El previo silencio había hecho que me tintinaran los oídos, como un leve sonido de campanillas similar al que se escucha cuando se está en una habitación sin nada más que la fisionomía propia. Me llevé las manos a la cabeza y sentí un leve cosquilleo en la nariz, cosquilleo que subió hasta una de mis sienes y comenzó a provocarme un dolor punzante, desgarrador e incesante.
Me quejé y desde mi garganta salió un sonido gutural. El dolor de cabeza comenzaba a ser insoportable y mi ojo izquierdo comenzó a cerrarse producto del fuerte malestar.
—Debo dejar de fumar tanto.
Fui al botiquín de primeros auxilios y traté de conseguir algún analgésico, pero entonces la confusión llegó a mi mente. Un sonido de risas venía y se alejaba de mis oídos. Acto seguido, las piernas comenzaron a fallarme un poco y estaba teniendo una visión borrosa, casi opaca, aun cuando afuera estaba haciendo un buen tiempo y estaba templado.

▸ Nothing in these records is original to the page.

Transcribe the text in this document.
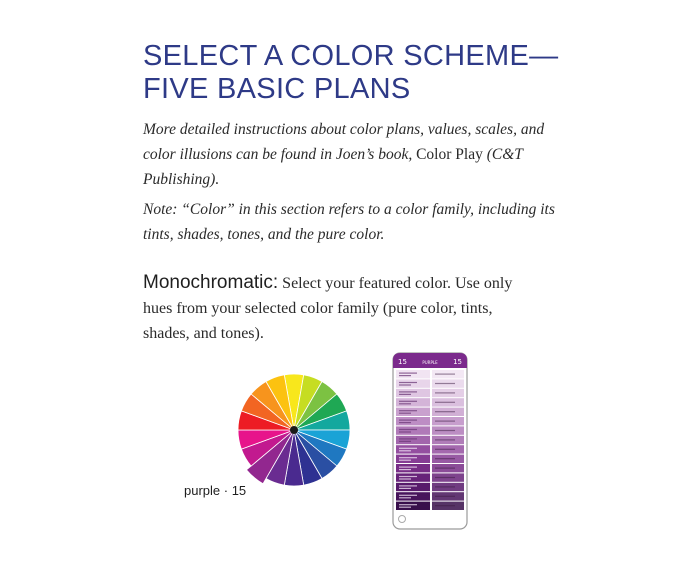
SELECT A COLOR SCHEME—
FIVE BASIC PLANS

More detailed instructions about color plans, values, scales, and color illusions can be found in Joen’s book, Color Play (C&T Publishing).

Note: “Color” in this section refers to a color family, including its tints, shades, tones, and the pure color.

Monochromatic: Select your featured color. Use only hues from your selected color family (pure color, tints, shades, and tones).

purple · 15
15	15
PURPLE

Entendía que estaba teniendo una crisis de cefalea en brote, pero con la distinción de que esta la había desencadenado otra cosa que no era física. Tal vez la repentina fuga de Martín del lugar y el papelón que se había montado habían colaborado a que esto me estuviese pasando. Fui al baño, tratando de mantenerme en pie, pero torpemente comencé a arrastrarme hasta que el dolor fue muy hiriente, punzante.
Quemaba y ardía dentro de mi cabeza y hacía que perdiera el control de mis movimientos. Las manos comenzaron a sudar y también todo el cuerpo. Sucumbí y probé el suelo solo para darme cuenta que estaba a unos pocos metros del bañito de visitantes que estaba fuera.
Entonces lo vi. Parado frente a mí, nuevamente y con una sonrisa sacada de un libro de chistes crueles, mi reflejo se regocijaba de verme perder la razón y el equilibrio. Traté de respirar profundo, pero comencé a tener arcadas que cada vez se hacían más fuertes.